À terme, les gestionnaires du programme envisagent plusieurs dispositifs complémentaires afin d’accompagner l’arrivée du puffin yelkouan. Des cavités artificielles pourraient notamment être créées pour faciliter sa nidification, tandis que des systèmes d’attraction sonore pourraient également être utilisés.

Les premières actions de ce type pourraient être engagées à partir de 2027, une fois l’éradication du rat noir définitivement confirmée et les données scientifiques consolidées.

La fréquentation touristique sous surveillance

Très fréquenté durant la saison estivale, l’archipel des Sanguinaires reste ouvert au public. Cette fréquentation constitue toutefois l’un des principaux enjeux de préservation du site.

Le risque majeur réside dans une réintroduction accidentelle du rat noir par les bateaux de visiteurs ou les opérations logistiques menées sur les îlots. Excellent nageur, le rongeur pourrait également rejoindre certains secteurs depuis la pointe de la Parata.

Afin de limiter ces risques, les gestionnaires du programme ont mis en place un important travail de sensibilisation auprès des professionnels du nautisme et des visiteurs.

Les touristes sont notamment invités à ne laisser aucun déchet ou reste alimentaire sur place, à respecter les sentiers balisés et à éviter toute perturbation de la faune sauvage. Les professionnels maritimes doivent quant à eux veiller à l’absence de rongeurs à bord de leurs embarcations.

Une restauration écologique emblématique en Méditerranée

L’opération menée sur l’archipel des Sanguinaires illustre plus largement les nouveaux enjeux de restauration écologique des îles méditerranéennes confrontées aux espèces invasives.
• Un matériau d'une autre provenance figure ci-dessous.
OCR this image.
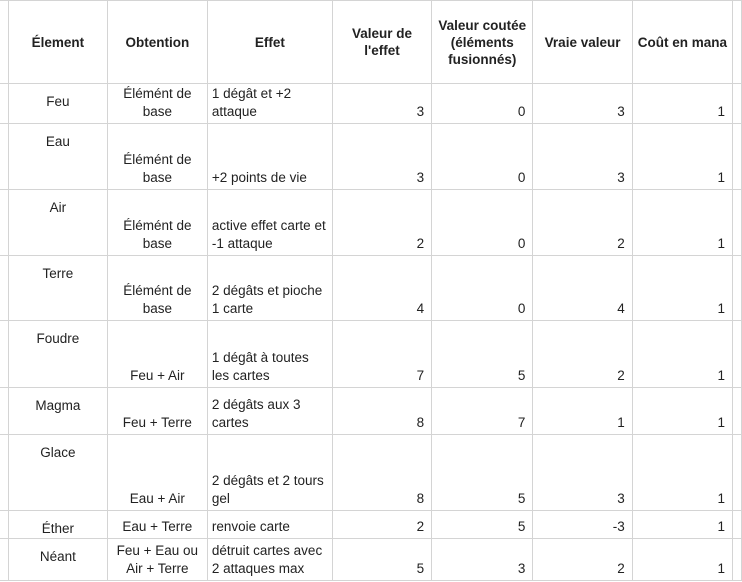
	Élement	Obtention	Effet	Valeur de l'effet	Valeur coutée (éléments fusionnés)	Vraie valeur	Coût en mana	
	Feu	Élémént de base	1 dégât et +2 attaque	3	0	3	1	
	Eau	Élémént de base	+2 points de vie	3	0	3	1	
	Air	Élémént de base	active effet carte et -1 attaque	2	0	2	1	
	Terre	Élémént de base	2 dégâts et pioche 1 carte	4	0	4	1	
	Foudre	Feu + Air	1 dégât à toutes les cartes	7	5	2	1	
	Magma	Feu + Terre	2 dégâts aux 3 cartes	8	7	1	1	
	Glace	Eau + Air	2 dégâts et 2 tours gel	8	5	3	1	
	Éther	Eau + Terre	renvoie carte	2	5	-3	1	
	Néant	Feu + Eau ou Air + Terre	détruit cartes avec 2 attaques max	5	3	2	1	
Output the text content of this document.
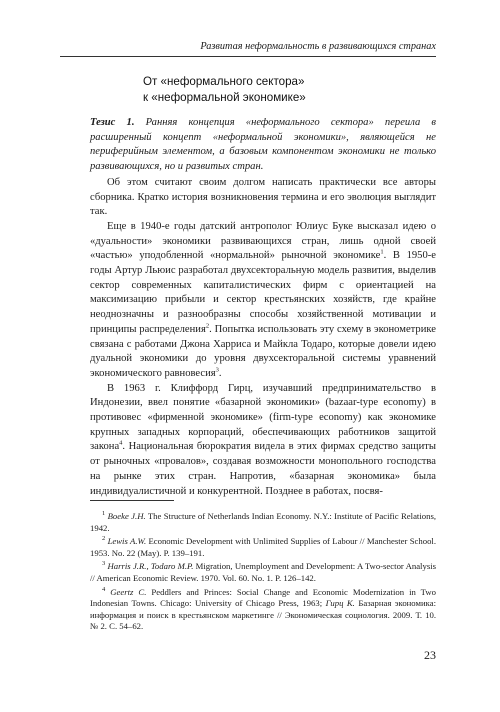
Развитая неформальность в развивающихся странах
От «неформального сектора»
к «неформальной экономике»

Тезис 1. Ранняя концепция «неформального сектора» переила в расширенный концепт «неформальной экономики», являющейся не периферийным элементом, а базовым компонентом экономики не только развивающихся, но и развитых стран.

Об этом считают своим долгом написать практически все авторы сборника. Кратко история возникновения термина и его эволюция выглядит так.

Еще в 1940-е годы датский антрополог Юлиус Буке высказал идею о «дуальности» экономики развивающихся стран, лишь одной своей «частью» уподобленной «нормальной» рыночной экономике$^1$. В 1950-е годы Артур Льюис разработал двухсекторальную модель развития, выделив сектор современных капиталистических фирм с ориентацией на максимизацию прибыли и сектор крестьянских хозяйств, где крайне неоднозначны и разнообразны способы хозяйственной мотивации и принципы распределения$^2$. Попытка использовать эту схему в эконометрике связана с работами Джона Харриса и Майкла Тодаро, которые довели идею дуальной экономики до уровня двухсекторальной системы уравнений экономического равновесия$^3$.

В 1963 г. Клиффорд Гирц, изучавший предпринимательство в Индонезии, ввел понятие «базарной экономики» (bazaar-type economy) в противовес «фирменной экономике» (firm-type economy) как экономике крупных западных корпораций, обеспечивающих работников защитой закона$^4$. Национальная бюрократия видела в этих фирмах средство защиты от рыночных «провалов», создавая возможности монопольного господства на рынке этих стран. Напротив, «базарная экономика» была индивидуалистичной и конкурентной. Позднее в работах, посвя-

$^1$ Boeke J.H. The Structure of Netherlands Indian Economy. N.Y.: Institute of Pacific Relations, 1942.

$^2$ Lewis A.W. Economic Development with Unlimited Supplies of Labour // Manchester School. 1953. No. 22 (May). P. 139–191.

$^3$ Harris J.R., Todaro M.P. Migration, Unemployment and Development: A Two-sector Analysis // American Economic Review. 1970. Vol. 60. No. 1. P. 126–142.

$^4$ Geertz C. Peddlers and Princes: Social Change and Economic Modernization in Two Indonesian Towns. Chicago: University of Chicago Press, 1963; Гирц К. Базарная экономика: информация и поиск в крестьянском маркетинге // Экономическая социология. 2009. Т. 10. № 2. С. 54–62.

23
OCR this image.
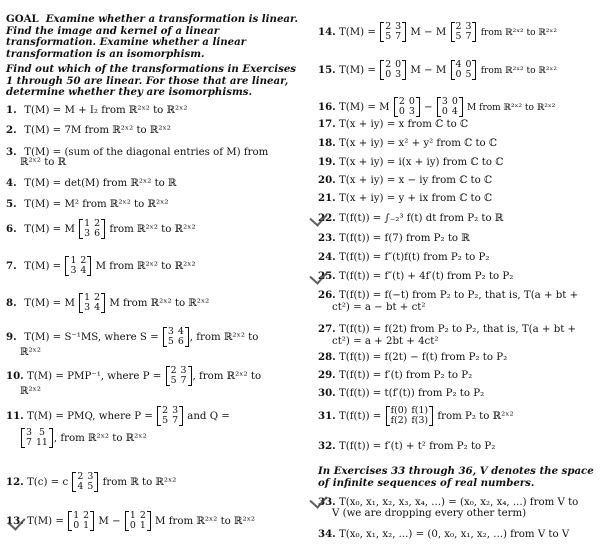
GOAL Examine whether a transformation is linear. Find the image and kernel of a linear transformation. Examine whether a linear transformation is an isomorphism.
Find out which of the transformations in Exercises 1 through 50 are linear. For those that are linear, determine whether they are isomorphisms.
1. T(M) = M + I₂ from ℝ²ˣ² to ℝ²ˣ²
2. T(M) = 7M from ℝ²ˣ² to ℝ²ˣ²
3. T(M) = (sum of the diagonal entries of M) from
ℝ²ˣ² to ℝ
4. T(M) = det(M) from ℝ²ˣ² to ℝ
5. T(M) = M² from ℝ²ˣ² to ℝ²ˣ²
6. T(M) = M
1	2
3	6 from ℝ²ˣ² to ℝ²ˣ²
7. T(M) =
1	2
3	4 M from ℝ²ˣ² to ℝ²ˣ²
8. T(M) = M
1	2
3	4 M from ℝ²ˣ² to ℝ²ˣ²
9. T(M) = S⁻¹MS, where S =
3	4
5	6 , from ℝ²ˣ² to
ℝ²ˣ²
10. T(M) = PMP⁻¹, where P =
2	3
5	7 , from ℝ²ˣ² to
ℝ²ˣ²
11. T(M) = PMQ, where P =
2	3
5	7 and Q =
3	5
7	11 , from ℝ²ˣ² to ℝ²ˣ²
12. T(c) = c
2	3
4	5 from ℝ to ℝ²ˣ²
13. T(M) =
1	2
0	1 M −
1	2
0	1 M from ℝ²ˣ² to ℝ²ˣ²
14. T(M) =
2	3
5	7 M − M
2	3
5	7 from ℝ²ˣ² to ℝ²ˣ²
15. T(M) =
2	0
0	3 M − M
4	0
0	5 from ℝ²ˣ² to ℝ²ˣ²
16. T(M) = M
2	0
0	3 −
3	0
0	4 M from ℝ²ˣ² to ℝ²ˣ²
17. T(x + iy) = x from ℂ to ℂ
18. T(x + iy) = x² + y² from ℂ to ℂ
19. T(x + iy) = i(x + iy) from ℂ to ℂ
20. T(x + iy) = x − iy from ℂ to ℂ
21. T(x + iy) = y + ix from ℂ to ℂ
22. T(f(t)) = ∫₋₂³ f(t) dt from P₂ to ℝ
23. T(f(t)) = f(7) from P₂ to ℝ
24. T(f(t)) = f″(t)f(t) from P₂ to P₂
25. T(f(t)) = f″(t) + 4f′(t) from P₂ to P₂
26. T(f(t)) = f(−t) from P₂ to P₂, that is, T(a + bt +
ct²) = a − bt + ct²
27. T(f(t)) = f(2t) from P₂ to P₂, that is, T(a + bt +
ct²) = a + 2bt + 4ct²
28. T(f(t)) = f(2t) − f(t) from P₂ to P₂
29. T(f(t)) = f′(t) from P₂ to P₂
30. T(f(t)) = t(f′(t)) from P₂ to P₂
31. T(f(t)) =
f(0)	f(1)
f(2)	f(3) from P₂ to ℝ²ˣ²
32. T(f(t)) = f′(t) + t² from P₂ to P₂
In Exercises 33 through 36, V denotes the space of infinite sequences of real numbers.
33. T(x₀, x₁, x₂, x₃, x₄, ...) = (x₀, x₂, x₄, ...) from V to
V (we are dropping every other term)
34. T(x₀, x₁, x₂, ...) = (0, x₀, x₁, x₂, ...) from V to V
Dans de nombreux territoires insulaires, la lutte contre le rat noir constitue aujourd’hui une priorité environnementale afin de protéger des écosystèmes particulièrement fragiles et souvent uniques.

Au large d’Ajaccio, les premiers résultats observés semblent confirmer l’efficacité du dispositif engagé. Reste désormais à inscrire cette réussite dans la durée afin de permettre à la biodiversité locale de se reconstituer pleinement dans les années à venir.